The JaneDear Girls have bloomed with their debut single, "Wildflower." The catchy song has led to late night TV appearances, steady airplay at country radio and a pair of ACM nominations for top vocal duo and top new duo or group. They also enlisted longtime supporter John Rich to produce their lively self-titled debut album, which was released in early February. During their recent visit to CMT, fashionable friends Susie Brown and Danelle Leverett chatted about filming their first music video, their fondness for Shania Twain and Keith Urban and finding a connection with their fans.
CMT: What do you remember the most about shooting the video for "Wildflower"?
Leverett: First off, when I was driving out to Adams, Tenn., the sun was rising because it was very, very early, and it was so, so beautiful. I remember seeing that sunrise and being like, "That is so beautiful and amazing, and we are the luckiest people in the world to be doing what we're doing." Sunrises are one of my favorite things in the world, so I just had a moment, took a breath and thought, "Whew, wow, this is really happening." And the other part I loved was when we were on the trampoline. We were both doing flips and crazy moves. As you could see, they used the splits, so it's kind of funny. My mom didn't like that part, but I thought it was funny anyways!
What were you hoping to capture when you wrote the song?
Brown: I wrote it two summers ago. I just wanted it to be something really fun and like a female anthem -- something that described me. I wrote it on a little vintage Mandocaster, which is like an electric mandolin. It was the first time I ever played it. I'd gotten it out of the closet and went to Guitar Center and got a little amp and I just started rockin' out on something. I had a little flower in my hair that I just bought at Claire's, and my co-writer was like, "Whoa, that's kind of a crazy wild beat! And you have that little flower in your hair. Why don't we write a song called 'Wildflower' and make it about how you grew up?" It's been really fun.
Susie, you were in a family band while growing up in Utah. Was it a bluegrass band?
Brown: It was pretty much bluegrass. I started violin when I was 4, then I switched over to fiddling when I was 8. I started doing a bunch of contests and really learned bluegrass. It was so much fun because I didn't have to stick to the notes on the page. I could make it my own interpretation, and I've always loved being able to do that. I played with my family band for about 10 years or so. We played all kinds of music, and it was really fun. It kept me playing until I moved out here and met Danelle.
Danelle, being from Amarillo, do you hear that Texas influence in your music?
Leverett: Honestly, I'd say no, only because I wasn't as influenced by Texas country music as much as other people were. I grew up on the Beatles, first and foremost, and then went through a Jewel/Nirvana/Green Day phase. And then I really got into country when I heard Keith Urban and Garth Brooks and Shania Twain. I love all kinds of different music, and I think if you listen to our album ... you're going to hear a variety of influences.

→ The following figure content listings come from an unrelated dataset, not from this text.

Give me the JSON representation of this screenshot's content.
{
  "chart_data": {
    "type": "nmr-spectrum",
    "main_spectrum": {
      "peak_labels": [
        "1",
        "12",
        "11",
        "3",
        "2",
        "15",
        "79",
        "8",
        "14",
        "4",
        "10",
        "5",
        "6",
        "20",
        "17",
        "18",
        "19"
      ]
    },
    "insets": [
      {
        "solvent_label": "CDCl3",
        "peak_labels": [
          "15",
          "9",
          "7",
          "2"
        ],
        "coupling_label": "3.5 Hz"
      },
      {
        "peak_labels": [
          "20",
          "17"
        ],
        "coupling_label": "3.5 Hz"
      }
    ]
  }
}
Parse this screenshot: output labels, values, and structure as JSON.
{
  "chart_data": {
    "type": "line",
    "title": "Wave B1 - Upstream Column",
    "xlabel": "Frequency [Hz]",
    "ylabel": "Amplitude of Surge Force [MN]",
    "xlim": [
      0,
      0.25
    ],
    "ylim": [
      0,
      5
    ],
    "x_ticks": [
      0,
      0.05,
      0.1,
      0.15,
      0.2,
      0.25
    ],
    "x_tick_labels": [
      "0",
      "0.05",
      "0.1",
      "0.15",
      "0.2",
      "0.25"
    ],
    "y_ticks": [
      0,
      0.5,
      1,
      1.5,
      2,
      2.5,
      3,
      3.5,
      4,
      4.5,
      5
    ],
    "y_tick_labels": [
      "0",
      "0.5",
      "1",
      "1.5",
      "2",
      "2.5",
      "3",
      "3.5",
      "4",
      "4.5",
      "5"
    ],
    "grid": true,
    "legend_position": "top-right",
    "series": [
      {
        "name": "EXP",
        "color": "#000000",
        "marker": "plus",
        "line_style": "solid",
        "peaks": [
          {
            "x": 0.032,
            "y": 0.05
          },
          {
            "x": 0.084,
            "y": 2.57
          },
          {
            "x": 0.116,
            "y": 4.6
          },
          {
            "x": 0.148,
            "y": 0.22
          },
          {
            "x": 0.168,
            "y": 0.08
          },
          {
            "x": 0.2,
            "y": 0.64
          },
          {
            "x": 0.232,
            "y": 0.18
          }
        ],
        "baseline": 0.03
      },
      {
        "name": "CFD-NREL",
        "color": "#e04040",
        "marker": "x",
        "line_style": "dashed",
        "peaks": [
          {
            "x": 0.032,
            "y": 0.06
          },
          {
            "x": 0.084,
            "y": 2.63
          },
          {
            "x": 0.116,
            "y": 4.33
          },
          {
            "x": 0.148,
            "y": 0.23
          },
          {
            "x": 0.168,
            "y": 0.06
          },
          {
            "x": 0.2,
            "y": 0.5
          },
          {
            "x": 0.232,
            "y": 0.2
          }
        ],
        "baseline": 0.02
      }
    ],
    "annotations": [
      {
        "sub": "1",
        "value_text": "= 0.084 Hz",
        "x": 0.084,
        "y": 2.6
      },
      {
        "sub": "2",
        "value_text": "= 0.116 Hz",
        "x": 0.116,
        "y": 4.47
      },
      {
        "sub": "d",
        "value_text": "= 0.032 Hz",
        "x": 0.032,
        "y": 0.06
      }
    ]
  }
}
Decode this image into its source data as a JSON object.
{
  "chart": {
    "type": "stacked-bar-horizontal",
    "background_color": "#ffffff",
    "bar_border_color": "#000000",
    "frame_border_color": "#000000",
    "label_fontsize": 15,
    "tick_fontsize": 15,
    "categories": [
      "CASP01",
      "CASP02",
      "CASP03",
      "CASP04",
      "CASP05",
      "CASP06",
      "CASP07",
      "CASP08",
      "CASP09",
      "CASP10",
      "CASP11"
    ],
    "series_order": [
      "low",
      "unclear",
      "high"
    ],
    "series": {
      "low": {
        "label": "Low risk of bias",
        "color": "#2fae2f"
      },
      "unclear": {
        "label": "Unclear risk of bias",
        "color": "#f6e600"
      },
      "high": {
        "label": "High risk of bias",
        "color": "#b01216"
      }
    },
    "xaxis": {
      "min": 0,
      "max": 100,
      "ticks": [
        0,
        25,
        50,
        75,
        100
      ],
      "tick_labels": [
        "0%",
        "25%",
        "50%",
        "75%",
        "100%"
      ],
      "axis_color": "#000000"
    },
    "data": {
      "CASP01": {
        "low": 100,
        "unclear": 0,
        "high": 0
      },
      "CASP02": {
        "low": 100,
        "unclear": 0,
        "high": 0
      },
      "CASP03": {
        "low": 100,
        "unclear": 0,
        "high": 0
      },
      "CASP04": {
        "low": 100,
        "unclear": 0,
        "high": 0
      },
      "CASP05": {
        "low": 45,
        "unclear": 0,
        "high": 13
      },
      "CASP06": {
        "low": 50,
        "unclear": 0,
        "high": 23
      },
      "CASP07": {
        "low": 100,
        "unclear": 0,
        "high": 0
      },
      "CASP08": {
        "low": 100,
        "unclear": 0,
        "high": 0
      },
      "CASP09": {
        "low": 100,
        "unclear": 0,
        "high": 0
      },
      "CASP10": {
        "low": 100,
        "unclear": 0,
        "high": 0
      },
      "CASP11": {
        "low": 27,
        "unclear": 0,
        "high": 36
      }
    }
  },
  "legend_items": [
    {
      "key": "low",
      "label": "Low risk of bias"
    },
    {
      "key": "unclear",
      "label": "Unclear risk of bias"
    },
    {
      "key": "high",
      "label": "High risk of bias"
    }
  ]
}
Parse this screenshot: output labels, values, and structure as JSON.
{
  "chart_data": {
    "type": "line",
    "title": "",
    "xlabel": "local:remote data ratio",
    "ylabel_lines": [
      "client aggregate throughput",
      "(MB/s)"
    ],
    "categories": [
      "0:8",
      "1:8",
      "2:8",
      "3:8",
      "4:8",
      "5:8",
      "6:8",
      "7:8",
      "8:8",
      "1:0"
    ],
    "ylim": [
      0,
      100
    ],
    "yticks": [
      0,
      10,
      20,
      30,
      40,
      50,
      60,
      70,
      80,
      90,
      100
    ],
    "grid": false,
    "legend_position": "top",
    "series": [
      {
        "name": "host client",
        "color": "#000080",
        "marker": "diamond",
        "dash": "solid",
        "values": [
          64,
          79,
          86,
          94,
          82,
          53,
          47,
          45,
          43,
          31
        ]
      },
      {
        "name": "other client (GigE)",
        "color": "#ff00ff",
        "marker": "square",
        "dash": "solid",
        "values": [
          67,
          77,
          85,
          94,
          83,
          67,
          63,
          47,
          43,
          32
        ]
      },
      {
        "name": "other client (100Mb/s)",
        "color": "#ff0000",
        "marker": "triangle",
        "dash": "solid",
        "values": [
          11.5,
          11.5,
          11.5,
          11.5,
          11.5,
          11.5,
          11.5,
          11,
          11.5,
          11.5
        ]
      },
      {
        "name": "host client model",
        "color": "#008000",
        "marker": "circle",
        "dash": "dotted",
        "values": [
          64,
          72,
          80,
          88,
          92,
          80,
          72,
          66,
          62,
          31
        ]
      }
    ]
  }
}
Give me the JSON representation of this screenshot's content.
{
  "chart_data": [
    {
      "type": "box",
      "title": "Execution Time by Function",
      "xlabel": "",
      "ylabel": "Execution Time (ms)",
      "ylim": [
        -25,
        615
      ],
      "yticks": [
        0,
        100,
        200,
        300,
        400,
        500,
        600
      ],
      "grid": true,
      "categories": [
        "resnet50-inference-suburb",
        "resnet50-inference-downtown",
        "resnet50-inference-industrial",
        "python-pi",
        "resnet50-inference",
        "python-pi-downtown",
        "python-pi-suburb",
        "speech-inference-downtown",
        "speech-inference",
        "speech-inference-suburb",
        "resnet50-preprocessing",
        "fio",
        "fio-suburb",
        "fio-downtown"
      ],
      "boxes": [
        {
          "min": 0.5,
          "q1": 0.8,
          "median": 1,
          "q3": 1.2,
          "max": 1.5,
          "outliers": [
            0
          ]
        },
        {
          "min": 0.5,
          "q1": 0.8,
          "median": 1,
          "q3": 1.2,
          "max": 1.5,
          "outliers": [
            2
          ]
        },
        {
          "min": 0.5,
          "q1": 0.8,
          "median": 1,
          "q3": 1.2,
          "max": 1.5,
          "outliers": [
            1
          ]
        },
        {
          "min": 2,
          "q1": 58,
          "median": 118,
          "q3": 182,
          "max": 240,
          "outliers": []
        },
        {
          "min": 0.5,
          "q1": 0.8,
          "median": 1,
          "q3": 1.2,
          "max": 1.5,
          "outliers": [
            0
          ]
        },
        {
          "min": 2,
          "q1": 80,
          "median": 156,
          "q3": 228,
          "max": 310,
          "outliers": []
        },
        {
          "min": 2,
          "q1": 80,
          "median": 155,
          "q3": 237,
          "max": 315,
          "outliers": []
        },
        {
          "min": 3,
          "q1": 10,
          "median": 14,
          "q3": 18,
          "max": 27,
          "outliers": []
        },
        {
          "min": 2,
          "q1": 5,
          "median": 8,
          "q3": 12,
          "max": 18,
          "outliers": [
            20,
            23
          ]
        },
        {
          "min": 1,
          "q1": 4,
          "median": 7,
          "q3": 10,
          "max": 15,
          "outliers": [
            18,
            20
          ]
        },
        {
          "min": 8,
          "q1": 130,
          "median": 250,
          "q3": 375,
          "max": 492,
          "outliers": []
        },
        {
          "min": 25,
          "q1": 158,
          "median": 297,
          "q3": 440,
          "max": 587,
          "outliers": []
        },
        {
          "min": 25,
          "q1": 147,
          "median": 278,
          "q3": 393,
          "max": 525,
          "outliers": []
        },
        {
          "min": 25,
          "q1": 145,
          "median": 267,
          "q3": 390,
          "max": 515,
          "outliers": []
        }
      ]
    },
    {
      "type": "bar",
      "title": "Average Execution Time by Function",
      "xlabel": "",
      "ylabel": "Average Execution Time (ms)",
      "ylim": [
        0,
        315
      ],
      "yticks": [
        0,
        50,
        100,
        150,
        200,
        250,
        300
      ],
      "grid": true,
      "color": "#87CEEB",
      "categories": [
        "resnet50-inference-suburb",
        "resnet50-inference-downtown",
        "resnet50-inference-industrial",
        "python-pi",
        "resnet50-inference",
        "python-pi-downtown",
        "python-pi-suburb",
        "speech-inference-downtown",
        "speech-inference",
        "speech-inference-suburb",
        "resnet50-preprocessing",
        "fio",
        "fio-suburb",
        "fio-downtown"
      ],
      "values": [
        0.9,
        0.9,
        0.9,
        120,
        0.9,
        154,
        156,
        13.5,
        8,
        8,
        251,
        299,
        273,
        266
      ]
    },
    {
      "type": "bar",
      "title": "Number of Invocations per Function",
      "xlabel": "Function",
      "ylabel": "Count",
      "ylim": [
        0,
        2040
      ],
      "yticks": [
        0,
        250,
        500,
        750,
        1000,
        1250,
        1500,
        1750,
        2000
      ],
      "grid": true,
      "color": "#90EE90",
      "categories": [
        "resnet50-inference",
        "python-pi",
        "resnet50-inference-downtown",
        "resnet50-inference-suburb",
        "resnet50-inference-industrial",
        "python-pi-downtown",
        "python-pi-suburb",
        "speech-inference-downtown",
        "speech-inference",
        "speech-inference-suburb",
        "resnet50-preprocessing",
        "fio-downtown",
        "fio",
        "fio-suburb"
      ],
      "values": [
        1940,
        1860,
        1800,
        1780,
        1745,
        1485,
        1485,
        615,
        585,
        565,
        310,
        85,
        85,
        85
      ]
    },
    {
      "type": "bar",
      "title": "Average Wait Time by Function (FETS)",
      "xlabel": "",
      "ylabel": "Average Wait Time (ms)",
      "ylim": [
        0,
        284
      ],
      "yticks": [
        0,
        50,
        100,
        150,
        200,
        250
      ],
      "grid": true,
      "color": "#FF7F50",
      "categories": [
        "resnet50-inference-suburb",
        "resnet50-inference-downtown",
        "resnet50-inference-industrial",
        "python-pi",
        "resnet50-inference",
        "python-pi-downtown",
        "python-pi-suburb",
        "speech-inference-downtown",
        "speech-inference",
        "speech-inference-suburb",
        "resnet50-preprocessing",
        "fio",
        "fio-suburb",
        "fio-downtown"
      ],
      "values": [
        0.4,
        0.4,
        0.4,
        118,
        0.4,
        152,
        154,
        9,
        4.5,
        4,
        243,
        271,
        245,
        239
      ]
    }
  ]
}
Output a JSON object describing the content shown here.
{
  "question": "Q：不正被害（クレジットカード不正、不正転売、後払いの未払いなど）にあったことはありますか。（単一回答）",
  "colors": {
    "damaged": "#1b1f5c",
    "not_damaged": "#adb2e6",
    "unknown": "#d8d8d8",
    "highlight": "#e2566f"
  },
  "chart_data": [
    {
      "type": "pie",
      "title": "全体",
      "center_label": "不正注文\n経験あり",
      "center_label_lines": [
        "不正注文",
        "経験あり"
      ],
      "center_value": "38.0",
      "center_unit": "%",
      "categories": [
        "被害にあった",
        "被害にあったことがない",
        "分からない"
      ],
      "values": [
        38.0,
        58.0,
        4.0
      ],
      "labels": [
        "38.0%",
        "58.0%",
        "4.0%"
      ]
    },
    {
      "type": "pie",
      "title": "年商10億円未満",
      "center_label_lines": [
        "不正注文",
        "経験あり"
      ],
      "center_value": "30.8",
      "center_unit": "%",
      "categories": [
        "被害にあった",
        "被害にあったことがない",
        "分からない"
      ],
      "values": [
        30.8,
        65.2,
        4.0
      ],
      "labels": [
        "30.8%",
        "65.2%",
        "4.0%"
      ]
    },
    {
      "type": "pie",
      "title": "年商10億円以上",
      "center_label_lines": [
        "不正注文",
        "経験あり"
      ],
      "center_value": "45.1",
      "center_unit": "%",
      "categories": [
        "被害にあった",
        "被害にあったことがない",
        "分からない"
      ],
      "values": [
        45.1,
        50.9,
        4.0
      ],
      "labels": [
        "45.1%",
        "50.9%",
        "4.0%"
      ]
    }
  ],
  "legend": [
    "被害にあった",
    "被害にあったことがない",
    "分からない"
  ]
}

On your website, both of you cited Keith Urban and Shania Twain as influences. How did those artists contribute to your musical vision?
Leverett: Keith Urban really is the reason that I first fell in love with country music -- like really fell in love. I loved how he took kinda rockin' music and played it with the ganjo [a banjo with a guitar neck] and had these innovative melodies but with lyrics that related to the country demographic -- and also to just really anyone. I take pride in being part of a genre that cares so much about their lyrical content. The songs that we sing make sense and they're thought-out and sometimes they're even pretty brilliant lyrically. I think Keith was the best of both worlds, musically and lyrically. He really spoke to me.
Brown: I've always been a big fan of Shania Twain. She put out a lot of songs that were really empowering to women and made them feel good about themselves. I think as female artists as well, that is something that is important to us -- to speak to our audience like that and make them feel good about themselves.
Do you feel like you're singing for the female audience?
Leverett: Yes and no. Anyone that wants to listen to our music, we will embrace them. I think that our first single obviously was really driven toward females, but the funny thing about it is that we have a lot of guys showing up to our shows singing, "I'm a wildflower." ... It's like, "Wow, that's really cool, I think." ... And the next single, "Shotgun Girl," I hope will really appeal to males and females in a sense that a lot of girls will say, "Well, I've been a shotgun girl before. I've ridden in the middle of some dude's truck." And I hope that guys will think, "I want a shotgun girl" or "I have one" -- or had one. If you're my ex, you're probably saying "had." (laughs) We like to do all kinds of songs that can relate to all different demographics.
What do you hope fans can take away from seeing you in concert?
Leverett: Hopefully, they will feel really happy and energized. We love to rock out onstage and just have a really good time. We love to just dance and go crazy.
Brown: We put off a very positive energy that people can feed off of.
What has been the response to "Wildflower" on tour?
Leverett: Sometimes they all sing it back to us in markets where they've been playing the song pretty heavily. It's exciting and encouraging to hear people singing our song back to us regularly.
Brown: It's one of the most rewarding things as artists to have the fans say, "I love what you do." That's what that means when they sing your song -- "I love what you're doing -- and rock on!"